Im talking exclusively about kernel-space Completion Queue WRITE side.
This problem can occur when multiple sockets are bound to the same
umem, device, queue id. In this situation Completion Queue is shared.
This means it can be accessed by multiple threads on kernel-side.
Any use is indeed protected by spinlock, however any write sequence
(Acquire write slot as writer, write to slot, submit write slot to reader)
isn't atomic in any way and it's possible to submit not-yet-sent packet
descriptors back to user-space as TX completed.
Up untill now, all write-back operations had two phases, each phase
locks the spinlock and unlocks it:
1) Acquire slot + Write descriptor (increase cached-writer by N + write values)

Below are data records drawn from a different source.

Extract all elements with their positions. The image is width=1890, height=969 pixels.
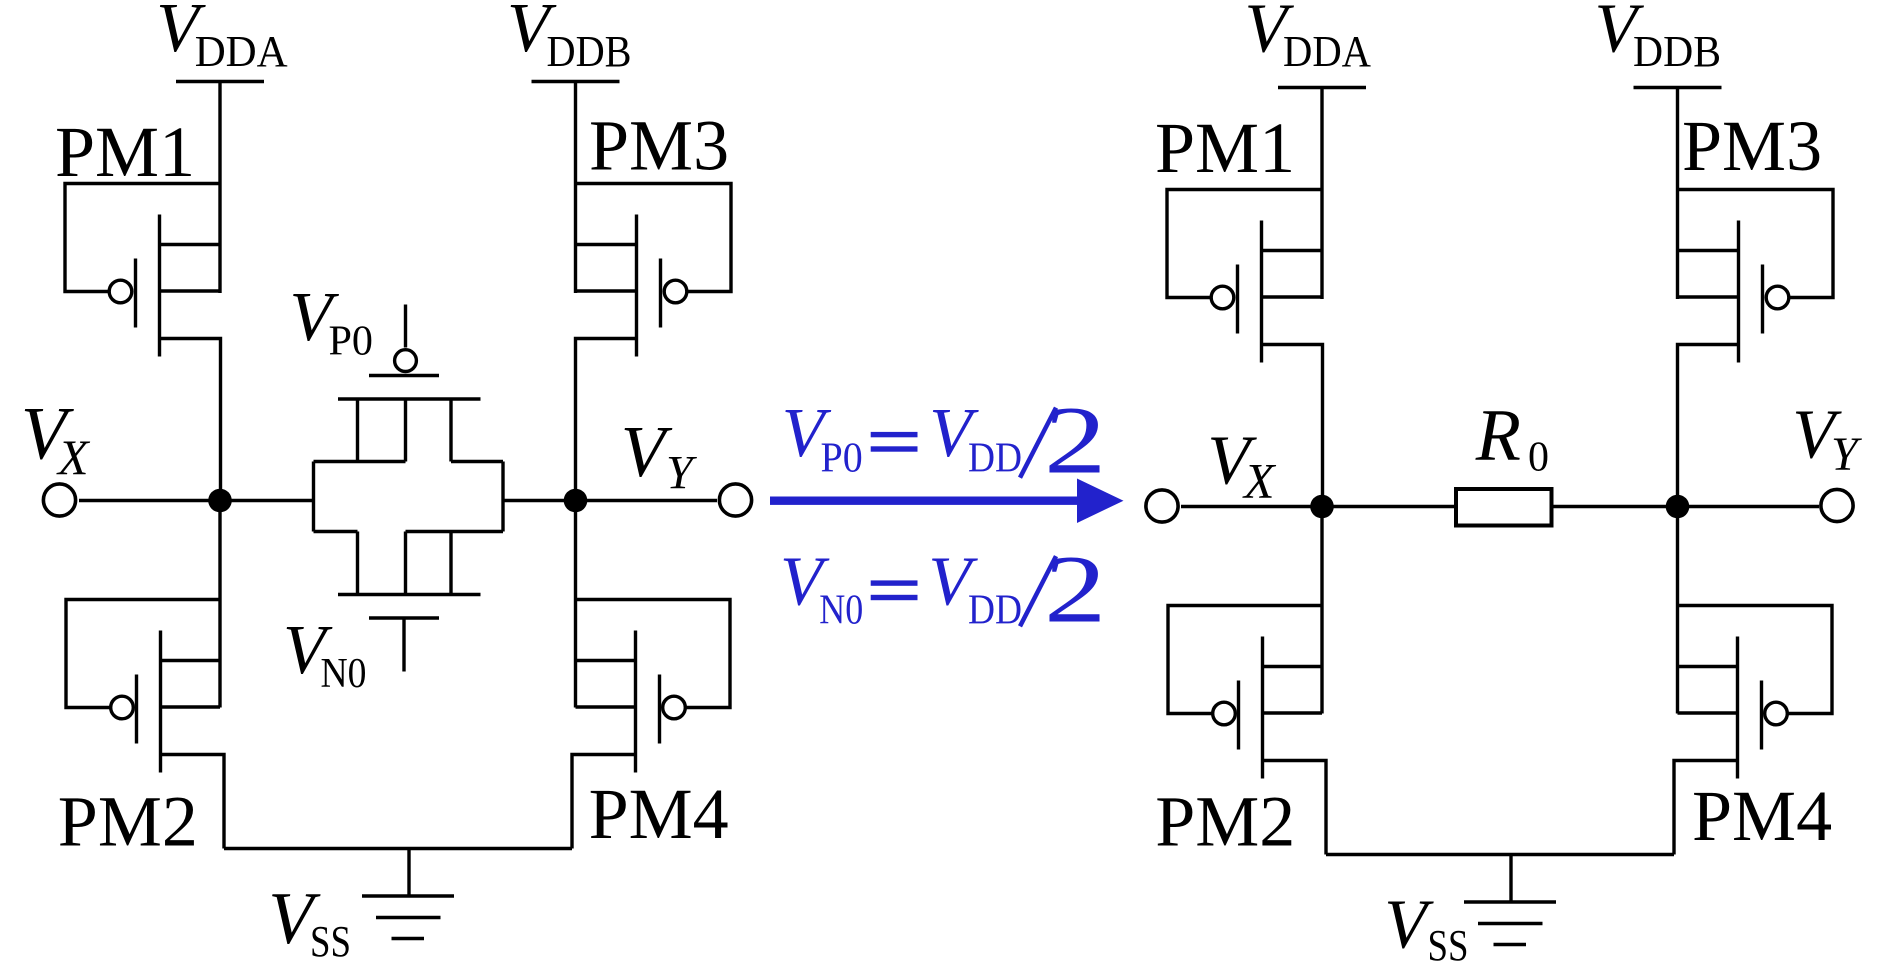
- transistor PM2 (right): bulk stub: [1263, 711, 1323, 714]
- transistor PM3 (left): gate-tie wire: [576, 184, 732, 292]
- svg-text:PM3: PM3: [1682, 106, 1822, 186]
- transmission gate PMOS: gate bar: [369, 374, 439, 377]
- transistor PM4 (right): gate bubble: [1765, 702, 1788, 725]
- transistor PM2 (left): gate bubble: [111, 696, 134, 719]
- transistor PM1 (right): drain wire: [1262, 345, 1323, 507]
- transistor PM4 (right): channel bar: [1736, 637, 1739, 779]
- svg-text:0: 0: [1528, 435, 1549, 481]
- svg-text:PM1: PM1: [55, 112, 195, 192]
- VDDA supply rail bar (left): [176, 80, 264, 83]
- label VY (left): [621, 411, 697, 500]
- transmission gate NMOS: bulk stub: [404, 532, 407, 595]
- label VY (right): [1792, 397, 1862, 482]
- label VDDA (right): [1245, 0, 1372, 76]
- svg-text:Y: Y: [1831, 428, 1862, 481]
- label VDDB (left): [507, 0, 632, 76]
- svg-text:DDA: DDA: [1283, 27, 1371, 76]
- svg-text:DDB: DDB: [547, 27, 632, 76]
- svg-text:2: 2: [1044, 388, 1106, 494]
- svg-text:SS: SS: [1428, 921, 1469, 969]
- transistor PM4 (left): source stub: [576, 659, 636, 662]
- bottom wire PM2-PM4 (right): [1326, 853, 1674, 856]
- svg-text:X: X: [1242, 453, 1277, 509]
- terminal VX (left): [43, 484, 75, 516]
- svg-text:DDA: DDA: [195, 27, 288, 76]
- svg-text:PM2: PM2: [58, 782, 198, 862]
- transistor PM2 (right): gate bar: [1237, 681, 1240, 750]
- VDDB supply wire (right): [1676, 88, 1679, 300]
- VDDA supply wire (left): [218, 82, 221, 294]
- label VX (left): [21, 392, 91, 485]
- transistor PM3 (right): drain wire: [1678, 345, 1739, 507]
- node VY junction dot (right): [1666, 495, 1690, 519]
- transistor PM1 (right): gate bubble: [1211, 286, 1234, 309]
- svg-text:PM4: PM4: [1692, 776, 1832, 856]
- transmission gate PMOS: right stub: [449, 399, 452, 462]
- svg-text:PM3: PM3: [589, 106, 729, 186]
- wire VY node down to PM4 (left): [574, 501, 577, 708]
- label VP0: [290, 279, 374, 365]
- wire VX terminal to resistor (right): [1181, 505, 1456, 508]
- transistor PM1 (right): gate bar: [1236, 265, 1239, 334]
- VDDA supply wire (right): [1320, 88, 1323, 300]
- transistor PM3 (right): channel bar: [1737, 221, 1740, 363]
- wire resistor to VY terminal (right): [1552, 505, 1820, 508]
- node VX junction dot (left): [208, 489, 232, 513]
- transistor PM4 (left): gate bar: [658, 675, 661, 744]
- transistor PM4 (left): gate-tie wire: [576, 600, 731, 708]
- transmission gate: top-right source/drain wire: [451, 460, 503, 463]
- label VDDB (right): [1595, 0, 1722, 76]
- transistor PM2 (left): bulk stub: [161, 705, 221, 708]
- transistor PM1 (left): gate bar: [134, 259, 137, 328]
- transistor PM1 (left): source stub: [160, 243, 221, 246]
- transmission gate: top-left source/drain wire: [314, 460, 406, 463]
- transistor PM3 (left): gate bubble: [664, 280, 687, 303]
- VDDA supply rail bar (right): [1278, 86, 1366, 89]
- transistor PM2 (right): drain wire: [1263, 761, 1327, 855]
- node VY junction dot (left): [564, 489, 588, 513]
- transistor PM4 (left): bulk stub: [576, 705, 636, 708]
- label VX (right): [1207, 423, 1277, 509]
- svg-text:P0: P0: [329, 319, 374, 365]
- transmission gate NMOS: gate bar: [369, 616, 439, 619]
- transistor PM2 (left): channel bar: [159, 631, 162, 773]
- transistor PM2 (left): source stub: [161, 659, 221, 662]
- svg-text:PM2: PM2: [1155, 782, 1295, 862]
- svg-text:R: R: [1475, 395, 1521, 477]
- terminal VX (right): [1146, 490, 1178, 522]
- transistor PM2 (right): gate bubble: [1213, 702, 1236, 725]
- transistor PM3 (right): bulk stub: [1678, 295, 1739, 298]
- blue annotation VN0 = VDD/2: [780, 537, 1106, 643]
- transistor PM4 (left): gate bubble: [663, 696, 686, 719]
- label VSS (right): [1384, 887, 1468, 969]
- ground symbol VSS (right): [1464, 855, 1556, 945]
- transistor PM4 (right): gate bar: [1760, 681, 1763, 750]
- transmission gate: bottom-left source/drain wire: [314, 530, 358, 533]
- node VX junction dot (right): [1310, 495, 1334, 519]
- transistor PM1 (left): bulk stub: [160, 289, 221, 292]
- transistor PM3 (right): gate bubble: [1766, 286, 1789, 309]
- transistor PM4 (left): channel bar: [634, 631, 637, 773]
- transmission gate NMOS: channel bar: [338, 593, 481, 596]
- terminal VY (right): [1821, 489, 1853, 521]
- svg-text:X: X: [56, 429, 91, 485]
- transmission gate NMOS: left stub: [356, 532, 359, 595]
- svg-text:PM1: PM1: [1155, 108, 1295, 188]
- label R0: [1475, 395, 1549, 481]
- blue arrow: [770, 479, 1124, 524]
- transistor PM1 (left): gate bubble: [109, 280, 132, 303]
- transmission gate: bottom-right source/drain wire: [406, 530, 504, 533]
- svg-text:Y: Y: [666, 447, 697, 500]
- transistor PM3 (right): gate-tie wire: [1678, 190, 1834, 298]
- transistor PM1 (left): gate-tie wire: [65, 184, 220, 292]
- wire VY node down to PM4 (right): [1676, 507, 1679, 714]
- wire VX node down to PM2 (right): [1320, 507, 1323, 714]
- svg-text:SS: SS: [310, 917, 351, 966]
- transistor PM3 (left): channel bar: [635, 215, 638, 357]
- pin VN0 gate lead: [402, 618, 405, 672]
- transistor PM3 (right): gate bar: [1761, 265, 1764, 334]
- transmission gate: left terminal edge: [312, 462, 315, 532]
- transistor PM1 (left): channel bar: [158, 215, 161, 357]
- transistor PM3 (right): source stub: [1678, 249, 1739, 252]
- svg-text:V: V: [621, 411, 673, 492]
- transistor PM1 (right): channel bar: [1260, 221, 1263, 363]
- transistor PM4 (right): drain wire: [1674, 761, 1738, 855]
- resistor R0 body: [1456, 489, 1552, 526]
- transistor PM3 (left): gate bar: [659, 259, 662, 328]
- transistor PM4 (right): bulk stub: [1678, 711, 1738, 714]
- terminal VY (left): [719, 484, 751, 516]
- ground symbol VSS (left): [362, 849, 454, 939]
- label VSS (left): [268, 878, 351, 966]
- svg-text:DD: DD: [968, 436, 1022, 482]
- svg-text:N0: N0: [819, 588, 863, 634]
- svg-text:DDB: DDB: [1633, 27, 1721, 76]
- transistor PM2 (right): source stub: [1263, 665, 1323, 668]
- transistor PM4 (left): drain wire: [572, 755, 636, 849]
- transistor PM1 (right): source stub: [1262, 249, 1323, 252]
- svg-text:DD: DD: [968, 588, 1022, 634]
- svg-text:2: 2: [1044, 537, 1106, 643]
- label VN0: [283, 612, 367, 697]
- VDDB supply wire (left): [574, 82, 577, 294]
- blue annotation VP0 = VDD/2: [782, 388, 1107, 494]
- bottom wire PM2-PM4 (left): [224, 847, 572, 850]
- transistor PM2 (right): gate-tie wire: [1168, 606, 1322, 714]
- transistor PM2 (right): channel bar: [1261, 637, 1264, 779]
- label VDDA (left): [156, 0, 288, 76]
- svg-text:PM4: PM4: [589, 774, 729, 854]
- wire transmission gate to VY terminal (left): [503, 499, 717, 502]
- wire VX terminal to transmission gate (left): [79, 499, 314, 502]
- transistor PM2 (left): gate-tie wire: [66, 600, 220, 708]
- transmission gate PMOS: left stub: [356, 399, 359, 462]
- transistor PM4 (right): source stub: [1678, 665, 1738, 668]
- transmission gate NMOS: right stub: [449, 532, 452, 595]
- transistor PM3 (left): bulk stub: [576, 289, 637, 292]
- wire VX node down to PM2 (left): [218, 501, 221, 708]
- transistor PM1 (left): drain wire: [160, 339, 221, 501]
- transistor PM4 (right): gate-tie wire: [1678, 606, 1833, 714]
- svg-text:P0: P0: [821, 436, 863, 482]
- VDDB supply rail bar (right): [1634, 86, 1722, 89]
- svg-text:N0: N0: [321, 651, 367, 697]
- VDDB supply rail bar (left): [532, 80, 620, 83]
- transmission gate PMOS: bulk stub: [404, 399, 407, 462]
- transistor PM2 (left): drain wire: [161, 755, 225, 849]
- transistor PM3 (left): source stub: [576, 243, 637, 246]
- transistor PM2 (left): gate bar: [135, 675, 138, 744]
- transistor PM1 (right): bulk stub: [1262, 295, 1323, 298]
- transistor PM1 (right): gate-tie wire: [1167, 190, 1322, 298]
- transmission gate PMOS: gate bubble: [395, 350, 417, 372]
- transmission gate: right terminal edge: [501, 462, 504, 532]
- transistor PM3 (left): drain wire: [576, 339, 637, 501]
- pin VP0 gate lead: [404, 305, 407, 348]
- transmission gate PMOS: channel bar: [338, 397, 481, 400]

2) Submit slot to the reader (increase writer by N)
Slot submission was solely based on the timing. Let's consider situation,
where two different threads issue a syscall for two different AF_XDP sockets
that are bound to the same umem, dev, queue-id.
AF_XDP setup:
kernel-space
Write Read
+--+ +--+
| | | |
| | | |
| | | |
Completion | | | | Fill
Queue | | | | Queue
| | | |
| | | |
| | | |
| | | |
+--+ +--+
Read Write
user-space
+--------+ +--------+
| AF_XDP | | AF_XDP |
+--------+ +--------+
Possible out-of-order scenario:
writer cached_writer1 cached_writer2
| | |
| | |
| | |
| | |
+--------------|--------|--------|--------|--------|--------|--------|----------------------------------------------+
| | | | | | | | |
Completion Queue | | | | | | | | |
| | | | | | | | |
+--------------|--------|--------|--------|--------|--------|--------|----------------------------------------------+
| | |
| | |
|-----------------| |
A) T1 syscall | |
writes 2 | |
descriptors |-----------------------------------|
B) T2 syscall writes 4 descriptors
Notes:
1) T1 and T2 AF_XDP sockets are two different sockets,
__xsk_generic_xmit will obtain two different mutexes.
2) T1 and T2 can be executed simultaneously, there is no
critical section whatsoever between them.

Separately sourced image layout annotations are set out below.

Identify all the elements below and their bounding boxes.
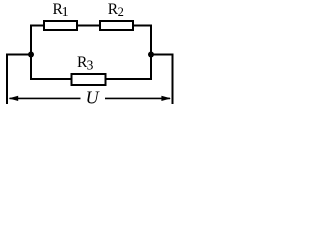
svg-text:3: 3 bbox=[87, 57, 94, 72]
svg-text:1: 1 bbox=[62, 5, 69, 20]
svg-text:U: U bbox=[86, 88, 100, 108]
svg-text:2: 2 bbox=[118, 5, 124, 19]
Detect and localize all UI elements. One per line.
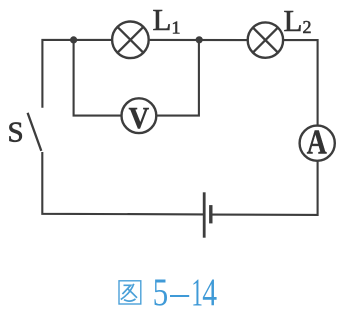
- wire top middle (between L1 and L2): [150, 39, 248, 41]
- wire top-left with left upper vertical: [42, 40, 111, 108]
- lamp L2: [248, 22, 283, 57]
- wire bottom-left with left lower vertical: [42, 152, 203, 214]
- svg-text:1: 1: [191, 271, 203, 313]
- wire voltmeter branch left (from node A down and right): [74, 41, 121, 116]
- svg-text:A: A: [307, 123, 328, 162]
- voltmeter V: [121, 98, 156, 135]
- svg-text:S: S: [8, 117, 24, 149]
- caption character 图 (drawn): [119, 281, 141, 304]
- svg-text:L2: L2: [284, 3, 312, 38]
- svg-text:–: –: [169, 271, 189, 313]
- battery long plate (positive): [203, 192, 206, 237]
- wire top-right with right upper vertical: [284, 40, 318, 125]
- node A junction dot: [70, 36, 77, 43]
- svg-text:5: 5: [153, 271, 169, 313]
- node B junction dot: [196, 36, 203, 43]
- ammeter A: [300, 123, 335, 162]
- wire bottom-right with right lower vertical: [212, 162, 318, 215]
- svg-text:L1: L1: [153, 2, 181, 38]
- svg-text:V: V: [129, 100, 150, 135]
- svg-text:4: 4: [202, 271, 217, 313]
- battery short plate (negative): [209, 205, 212, 223]
- switch S blade: [28, 113, 42, 151]
- lamp L1: [112, 22, 149, 59]
- wire voltmeter branch right (to node B up): [157, 41, 199, 116]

3) T1 and T2 will obtain Completion Queue Lock for acquire + write,
only slot acquire + write are under lock.
4) T1 and T2 completion (skb destructor)
doesn't need to be the same order as A) and B).

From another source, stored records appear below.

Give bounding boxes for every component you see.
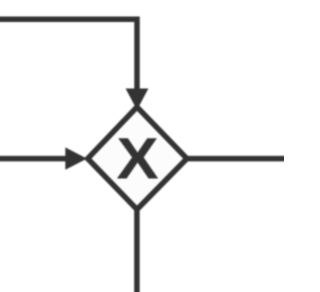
wire: top-left elbow connector into gateway — [0, 19, 137, 89]
wire: right outgoing connector — [187, 156, 295, 162]
svg-text:X: X — [116, 126, 159, 191]
arrowhead: incoming from left — [65, 147, 87, 169]
arrowhead: incoming from top — [126, 89, 149, 111]
gateway G1: exclusive (XOR) gateway diamond — [88, 107, 187, 209]
wire: left horizontal connector into gateway — [0, 156, 67, 162]
wire: bottom outgoing connector — [134, 209, 140, 292]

5) What if T1 fails after T2 acquires slots?
cached_writer will be decreased by 2, T2 will
submit failed descriptors of T1 (they shall be
retransmitted in next TX).
Submission of writer will move writer by 4 slots
2 of these slots have failed T1 values. Last two
slots of T2 will be missing, descriptor leak.
6) What if T2 completes before T1? writer will be
moved by 4 slots. 2 of them are slots filled by T1.
T2 will complete 2 own slots and 2 slots of T1, It's bad.
T1 will complete last 2 slots of T2, also bad.
This out-of-order completion can effectively cause User-space <-> Kernel-space
data race. This patch solves that, by only acquiring cached_writer first and
do the completion (sumission (write + increase writer)) after. This is the only
way to make that bulletproof for multithreaded access, failures and
out-of-order skb completions.
> This is definitely a no-go (sk_buff and skb_shared_info space is
> precious).
Okay so where should I store It? Can you give me some advice?
I left that there, because there is every information related to
skb desctruction. Additionally this is the only place in skb related
code that defines anything related to xsk: metadata, number of descriptors.
SKBUFF doesn't. I need to hold this information somewhere, and skbuff or
skb_shared_info are the only place I can store it. This need to be invariant
across all skb fragments, and be released after skb completes.